[Reader-list] How can Democrats support someone downright Republican?

TaraPrakash taraprakash at gmail.com
Sun May 4 10:03:26 IST 2008


All this sports bar chatter and talk of the gas tax are temporary gimmicks that will have their day and pass. The larger Clinton strategy is to portray Obama as suspect on the issue of national security. ” 


Earlier in this primary season, Hillary Clinton warned Democrats that if Barack Obama won the Democratic presidential nod, he would wilt under attacks from the GOP in the fall.

Lately, as if to prove her point, she's been running a pretty good imitation of a Republican campaign herself.

It's not just the video of her chatting up Bill O'Reilly on his conservative TV talk show on Fox News, or the endorsement from the Pittsburgh Tribune-Review and its wealthy right-wing publisher, Richard Mellon Scaife. 

It's more about the issues she's emphasizing and the lines of attack she's opened on her rival. 

Lately, her big idea has been to suspend the gas tax from Memorial Day to Labor Day -- a gas tax holiday. It has become her emblem of solidarity with working families. Never mind that her campaign could not name a single expert who thought this was a good idea. And never mind that it was already the centerpiece of Republican John McCain's anti-recession package. 

It was enough that the gas tax idea got applause at rallies and that Obama was opposed. It gave her another chance to portray herself as down-to-earth and Obama as elitist. 

Truth is, there are few ways to sound more Republican than by calling for a tax holiday. It plays into the essential Republican contention that taxes are the chief cause of economic discomfort and unfairness for working families and the middle class. 

The gas tax is a special case in point. It's been Republican doctrine for generations that taxes crank up the cost of a tank of gas. Some stations used to put out signs listing all the taxes included in the price at the pump. It's not the oil companies who are sticking you up, they seem to be saying, it's the government.

In fact, the 18-cent-per-gallon federal tax does not go up as the cost of gas does, so it becomes a smaller and smaller proportion of the cost we all pay as prices (and oil company profits) hit record levels. And that's not even to mention the ecological arguments for discouraging gas consumption.

None of that matters to the Clinton campaign right now, because the gas tax holiday is not about the economy, the energy crisis or the environment. It's a psychological device to establish empathy. It's this week's version of having the candidate belly up to a blue collar bar for a shot and a beer. Hillary Clinton looked a little ridiculous knocking them back in Pennsylvania, but it was better than the sight of Obama rolling gutter balls. Note to future candidates: power drinking beats bowling because it is very difficult to miss one's mouth.

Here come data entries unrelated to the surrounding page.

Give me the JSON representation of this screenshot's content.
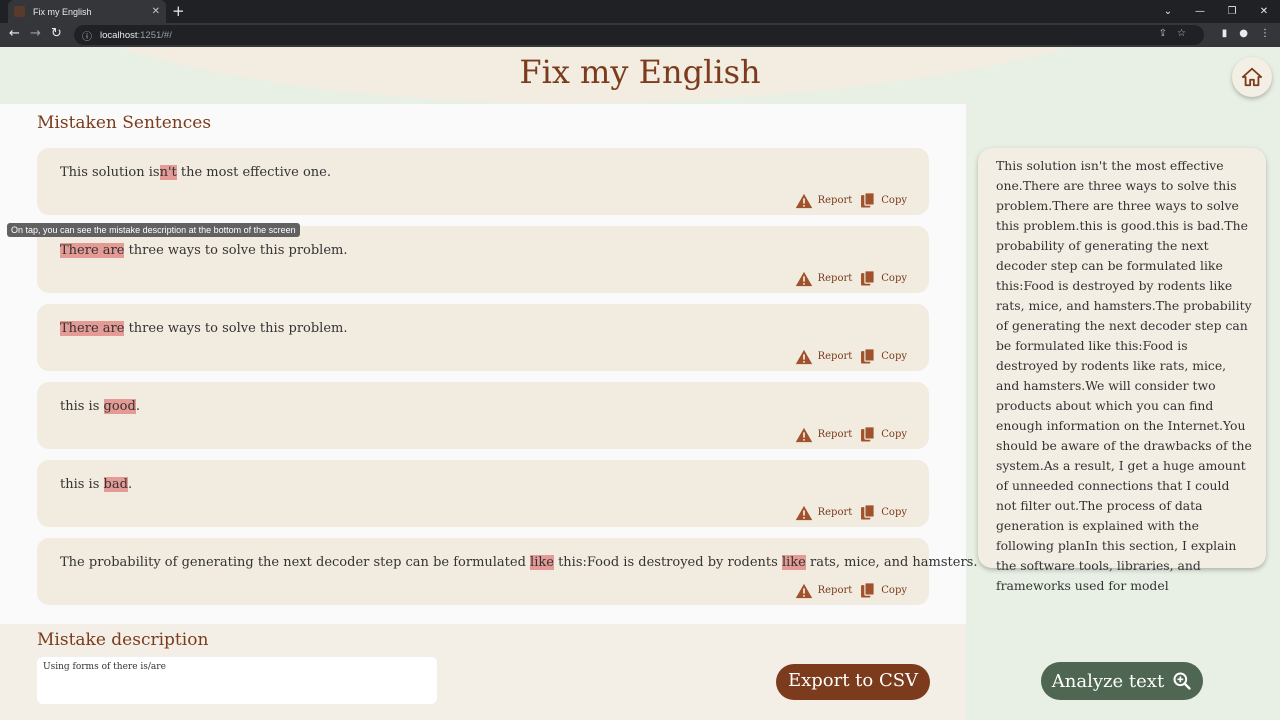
{
  "browser": {
    "tab_title": "Fix my English",
    "url_host": "localhost",
    "url_rest": ":1251/#/"
  },
  "app": {
    "title": "Fix my English"
  },
  "mistakes": {
    "section_title": "Mistaken Sentences",
    "report_label": "Report",
    "copy_label": "Copy",
    "items": [
      {
        "before": "This solution is",
        "hl1": "n't",
        "middle": " the most effective one.",
        "hl2": "",
        "after": ""
      },
      {
        "before": "",
        "hl1": "There are",
        "middle": " three ways to solve this problem.",
        "hl2": "",
        "after": ""
      },
      {
        "before": "",
        "hl1": "There are",
        "middle": " three ways to solve this problem.",
        "hl2": "",
        "after": ""
      },
      {
        "before": "this is ",
        "hl1": "good",
        "middle": ".",
        "hl2": "",
        "after": ""
      },
      {
        "before": "this is ",
        "hl1": "bad",
        "middle": ".",
        "hl2": "",
        "after": ""
      },
      {
        "before": "The probability of generating the next decoder step can be formulated ",
        "hl1": "like",
        "middle": " this:Food is destroyed by rodents ",
        "hl2": "like",
        "after": " rats, mice, and hamsters."
      }
    ]
  },
  "tooltip": "On tap, you can see the mistake description at the bottom of the screen",
  "description": {
    "section_title": "Mistake description",
    "text": "Using forms of there is/are"
  },
  "export_label": "Export to CSV",
  "analysis_text": "This solution isn't the most effective one.There are three ways to solve this problem.There are three ways to solve this problem.this is good.this is bad.The probability of generating the next decoder step can be formulated like this:Food is destroyed by rodents like rats, mice, and hamsters.The probability of generating the next decoder step can be formulated like this:Food is destroyed by rodents like rats, mice, and hamsters.We will consider two products about which you can find enough information on the Internet.You should be aware of the drawbacks of the system.As a result, I get a huge amount of unneeded connections that I could not filter out.The process of data generation is explained with the following planIn this section, I explain the software tools, libraries, and frameworks used for model",
  "analyze_label": "Analyze text",
  "colors": {
    "accent_brown": "#7b3b1c",
    "highlight": "#e49a95",
    "analyze_green": "#4e6652",
    "card_bg": "#f2ece0"
  }
}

All this sports bar chatter and the gas tax are temporary gimmicks that will have their day and then pass into history. The larger Clinton strategy is to portray Obama as suspect on the issue of national security.

Remember the red phone ringing at 3 a.m.? It started ringing nearly two months ago and has yet to be answered by any of those sleeping, innocent children, one of who resembles a juvenile version of the junior senator from Illinois. It's a Clinton ad, of course, but the first time you see it you could swear it's an ad for McCain. What could be more familiar than the Republican candidate pillorying the Democrat as a peacenik?

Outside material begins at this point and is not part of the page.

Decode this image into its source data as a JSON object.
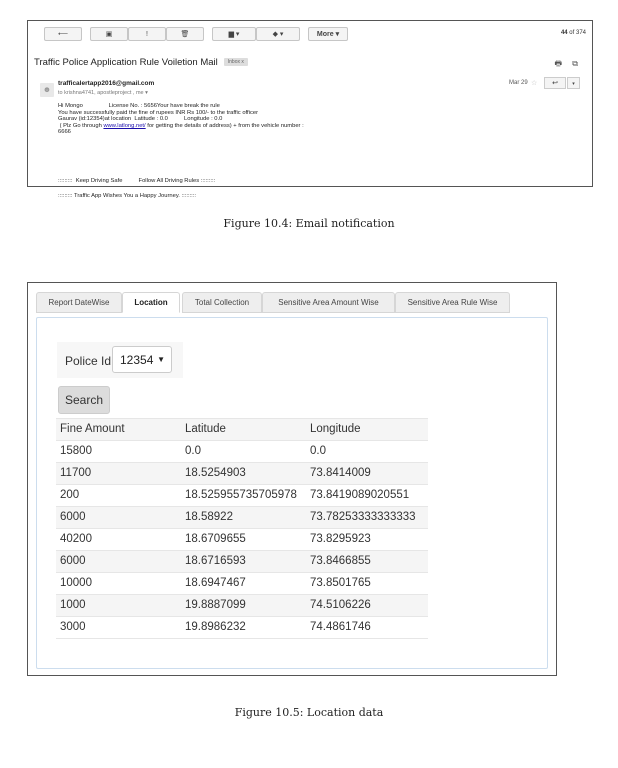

After the April 16 debate in Philadelphia, when Obama complained about the focus of the questions and argumentative nature of the moderators, Clinton all but called him a cry baby. Her next ad on the air was a lecture on all the tough calls a president has to make in the Oval Office, capped with the Truman dictum: "If you can't stand the heat, get out of the kitchen."

Their assault has been largely successful, as it has been for candidates in both parties over the years. Few now remember, but John F. Kennedy ran against the Eisenhower-Nixon administration in 1960 from the right on national security. Among other things, he decried the supposed superiority of the Soviet nuclear arsenal and the failure to project U.S. power in defense of certain islands off the coast of "Red China."

More recently, the flag-waving and fear-mongering campaigns have been run by conservative activists and ad makers such as Karl Rove, Lee Atwater and Roger Ailes. They have helped the GOP win seven of the last 10 presidential elections by painting a succession of Democratic candidates as liberal, elitist, irreligious, weak and out of touch -- a bad bet for a country striving to hold off foreign enemies. 

Theirs is the playbook from which many of the current Clinton tactics seem to have been borrowed. It is a game plan many of Clinton's current advisors have themselves have struggled against in the past. This is their chance to make it their own. And they are making the most of it.